La phrase colle en effet parfaitement à ce chantier comme à bon nombre d’autres qui attendent le ministre de la transition écologique et solidaire. La première phase, celle des grandes intentions, est désormais passée. « La France a tenu un rôle de leadership dans la prise de conscience sur les enjeux climatiques », rappelle Nicolas Hulot, faisant référence à l’ accord de Paris, scellé en décembre 2015 en conclusion de la COP21.
L’accord, pour lequel la France a eu un rôle moteur, vise à contenir la hausse de la température moyenne sous la barre de 2°C par rapport à l’époque préindustrielle. « Au-delà des objectifs que nous avons pris à Paris, nous nous sommes aussi engagés à une neutralité carbone en 2050, a ajouté le ministre. Ce n’est pas un petit exercice, cela générera une transformation profonde, radicale de notre modèle énergétique. »

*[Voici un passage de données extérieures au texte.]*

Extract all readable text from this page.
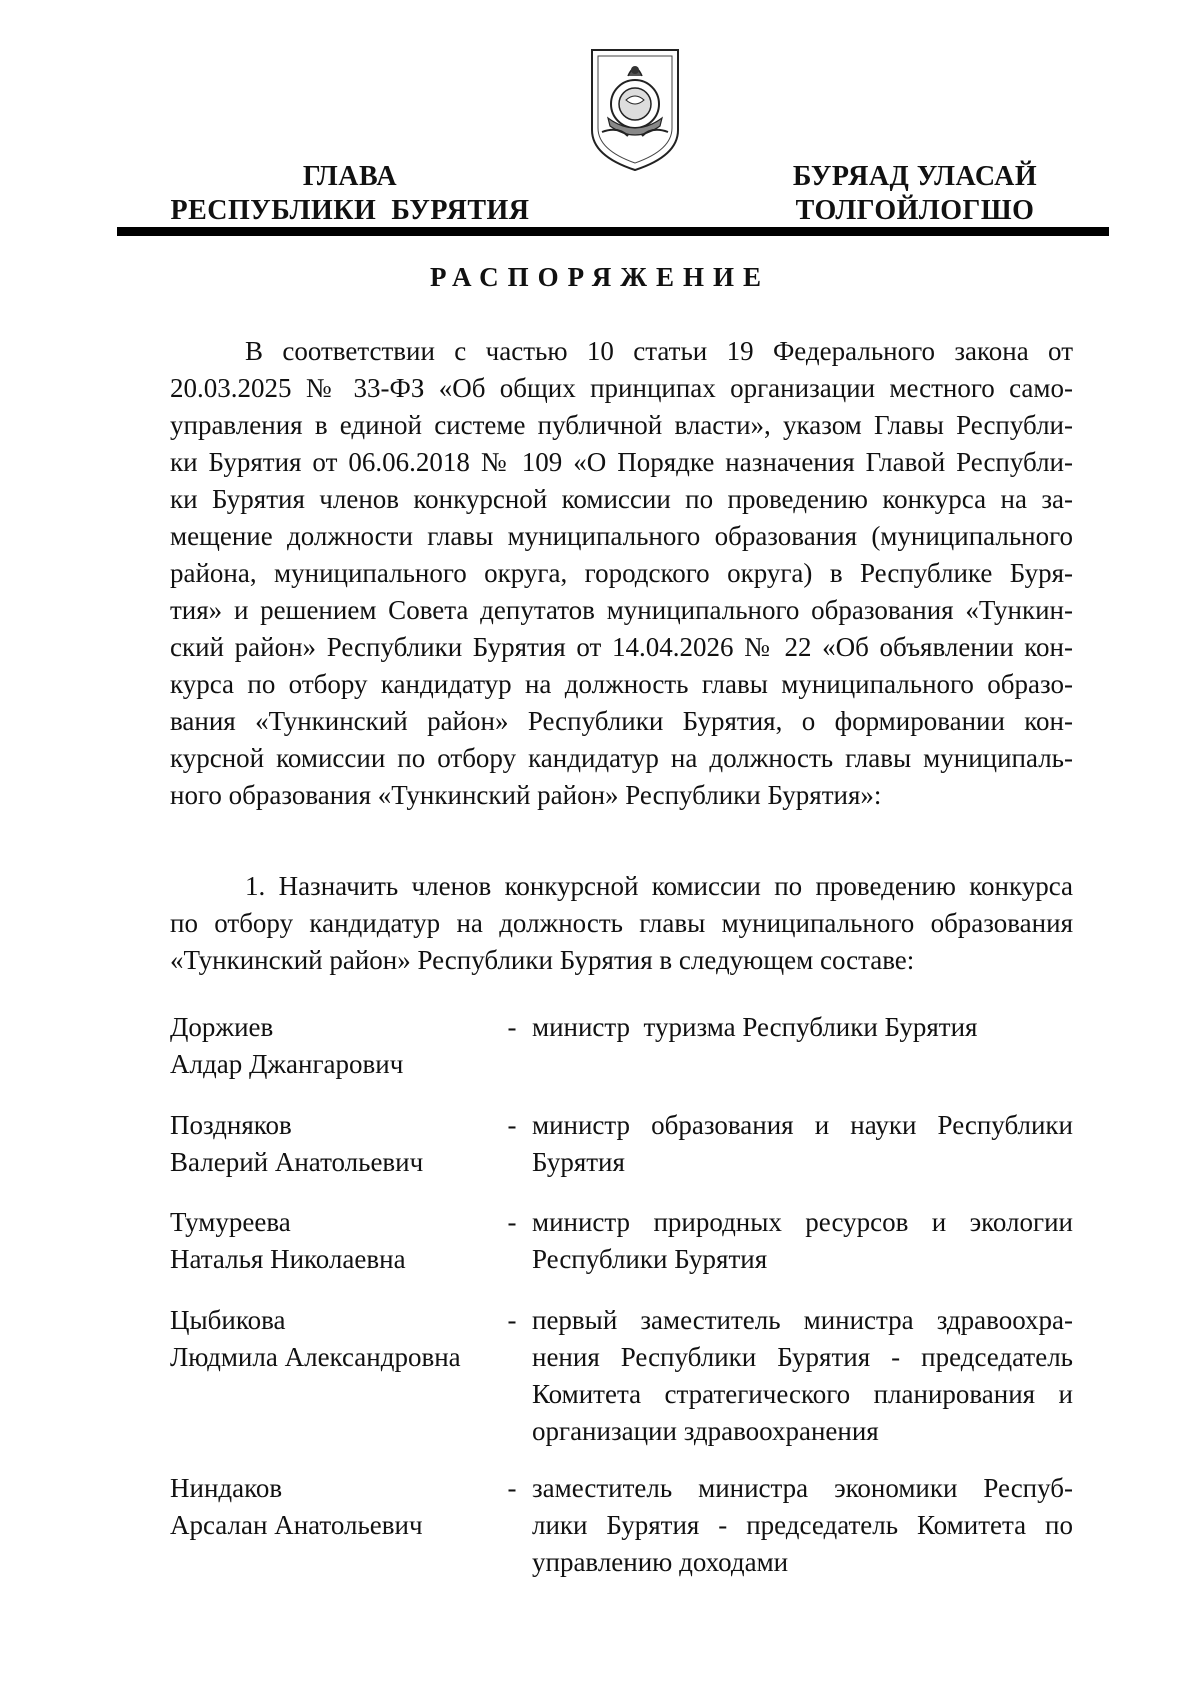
ГЛАВА
РЕСПУБЛИКИ  БУРЯТИЯ
БУРЯАД УЛАСАЙ
ТОЛГОЙЛОГШО
РАСПОРЯЖЕНИЕ
В соответствии с частью 10 статьи 19 Федерального закона от
20.03.2025 № 33-ФЗ «Об общих принципах организации местного само-
управления в единой системе публичной власти», указом Главы Республи-
ки Бурятия от 06.06.2018 № 109 «О Порядке назначения Главой Республи-
ки Бурятия членов конкурсной комиссии по проведению конкурса на за-
мещение должности главы муниципального образования (муниципального
района, муниципального округа, городского округа) в Республике Буря-
тия» и решением Совета депутатов муниципального образования «Тункин-
ский район» Республики Бурятия от 14.04.2026 № 22 «Об объявлении кон-
курса по отбору кандидатур на должность главы муниципального образо-
вания «Тункинский район» Республики Бурятия, о формировании кон-
курсной комиссии по отбору кандидатур на должность главы муниципаль-
ного образования «Тункинский район» Республики Бурятия»:
1. Назначить членов конкурсной комиссии по проведению конкурса
по отбору кандидатур на должность главы муниципального образования
«Тункинский район» Республики Бурятия в следующем составе:
Доржиев
Алдар Джангарович
- министр  туризма Республики Бурятия
Поздняков
Валерий Анатольевич
- министр образования и науки Республики
Бурятия
Тумуреева
Наталья Николаевна
- министр природных ресурсов и экологии
Республики Бурятия
Цыбикова
Людмила Александровна
- первый заместитель министра здравоохра-
нения Республики Бурятия - председатель
Комитета стратегического планирования и
организации здравоохранения
Ниндаков
Арсалан Анатольевич
- заместитель министра экономики Респуб-
лики Бурятия - председатель Комитета по
управлению доходами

« Nous rentrons dans le dur »
Place désormais à la phase opérationnelle. « Autrement dit, nous rentrons dans le dur, préciseMaximes Combes, économiste, membre d’ Attac France et auteur du livre Sortons de l’âge des fossiles ! Manifeste pour la transition. Il n’est plus seulement question de se contenter de déclarations générales, d’accords internationaux sans feuilles de route clairement établies. »
En cela, ce projet de loi qui vise à en finir avec la production d’hydrocarbures en France en 2040 peut être vu comme une première étape vers la réalisation concrète des objectifs fixés par le passé. Une étape relativement facile puisque la France n’est qu’un tout petit producteur d’hydrocarbures, avec seulement 1 % de la consommation énergétique nationale qui en est issue.

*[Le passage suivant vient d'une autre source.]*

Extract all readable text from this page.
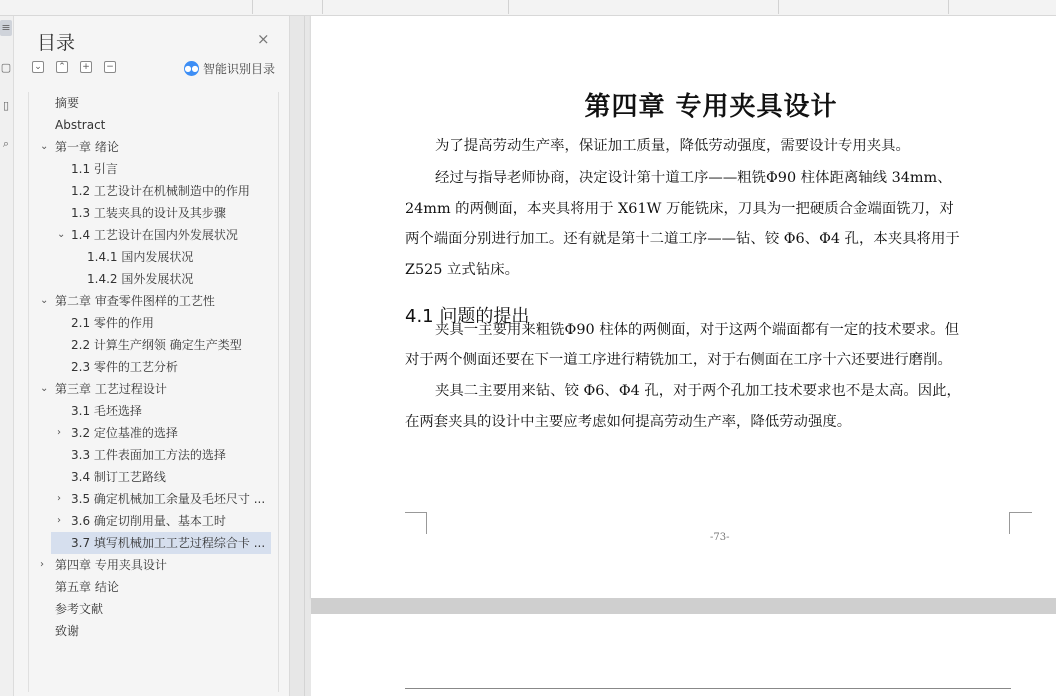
≡
▢
▯
⌕
目录	×
⌄ ⌃ + −	●● 智能识别目录
摘要
Abstract
⌄ 第一章 绪论
1.1 引言
1.2 工艺设计在机械制造中的作用
1.3 工装夹具的设计及其步骤
⌄ 1.4 工艺设计在国内外发展状况
1.4.1 国内发展状况
1.4.2 国外发展状况
⌄ 第二章 审查零件图样的工艺性
2.1 零件的作用
2.2 计算生产纲领 确定生产类型
2.3 零件的工艺分析
⌄ 第三章 工艺过程设计
3.1 毛坯选择
› 3.2 定位基准的选择
3.3 工件表面加工方法的选择
3.4 制订工艺路线
› 3.5 确定机械加工余量及毛坯尺寸 ...
› 3.6 确定切削用量、基本工时
3.7 填写机械加工工艺过程综合卡 ...
› 第四章 专用夹具设计
第五章 结论
参考文献
致谢
第四章 专用夹具设计
为了提高劳动生产率，保证加工质量，降低劳动强度，需要设计专用夹具。
经过与指导老师协商，决定设计第十道工序——粗铣Φ90 柱体距离轴线 34mm、
24mm 的两侧面，本夹具将用于 X61W 万能铣床，刀具为一把硬质合金端面铣刀，对
两个端面分别进行加工。还有就是第十二道工序——钻、铰 Φ6、Φ4 孔，本夹具将用于
Z525 立式钻床。
4.1 问题的提出
夹具一主要用来粗铣Φ90 柱体的两侧面，对于这两个端面都有一定的技术要求。但
对于两个侧面还要在下一道工序进行精铣加工，对于右侧面在工序十六还要进行磨削。
夹具二主要用来钻、铰 Φ6、Φ4 孔，对于两个孔加工技术要求也不是太高。因此，
在两套夹具的设计中主要应考虑如何提高劳动生产率，降低劳动强度。
-73-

Garder le leadership dans la phase opérationnelle
« C’est un acte fort, plus qu’un symbole, estime néanmoins Nicolas Hulot. Pour contenir la hausse des températures à 2°C par rapport à l’ère préindustrielle, il faut renoncer à exploiter 80 % des énergies fossiles que nous avons sous le pied. Souvent, on oublie cette réalité. La France ne l’occulte plus et la met en œuvre. Nous lançons une dynamique qui nous permettra progressivement de nous libérer des énergies fossiles. »
Par ce projet de loi, Nicolas Hulot entend permettre à la France de garder le leadership dans cette phase opérationnelle qui s’ouvre. Mais Maxime Combes, comme d’autres membres d’associations écologistes, note toutefois des limites au discours d’exemplarité affichée. « Ce projet de loi va dans le bon sens, mais il faut rappeler qu’il ne porte que sur la production française d’hydrocarbures, soit tout juste 1 % de ce que le pays consomme en énergie fossile. Et le texte actuel ne couvre même pas l’ensemble de cette faible production de pétrole et de gaz en France. »
« Un discours d’exemplarité, mais un texte qui a des failles »
Le projet de loi présenté par Nicolas Hulot entend en effet ne pas toucher au droit de suite, par crainte des attaques en justice des compagnies pétrolières. Ce principe veut qu’une compagnie pétrolière détentrice d’un permis d’exploration obtienne quasi systématiquement un permis d’exploitation si les recherches ont été fructueuses. « Il y a, à ce jour 33 permis d’exploration en cours sur le territoire français, dont 16 ont déjà fait l’objet d’une demande de renouvellement », précisait mardi, à 20 Minutes, Juliette Renaud, chargée de campagne « industries extractives » au sein des Amis de la Terre.
Les associations écologistes déplorent alors une première concession faites aux industriels. « A l’exemplarité affichée dans les discours aurait dû correspondre un projet de loi sans faille, ce n’est malheureusement pas le cas », déplore Maxime Combes.
D’autres chantiers plus complexes à venir ?
Le débat législatif commence tout juste. « Nous bataillerons pour améliorer le texte et tenter de bloquer le travail des lobbys industriels pour réduire la portée de ce projet de loi », assure l’économiste.
Pas si simple donc, au final, cette première étape. Les dossiers qui pointent à l’horizon s’annoncent parfois plus complexes encore. Pour rappel, le 10 juillet dernier, Nicolas Hulot s’engageait à fermer des réacteurs nucléaires. « Peut-être jusqu’à 17 », mentionnait-il.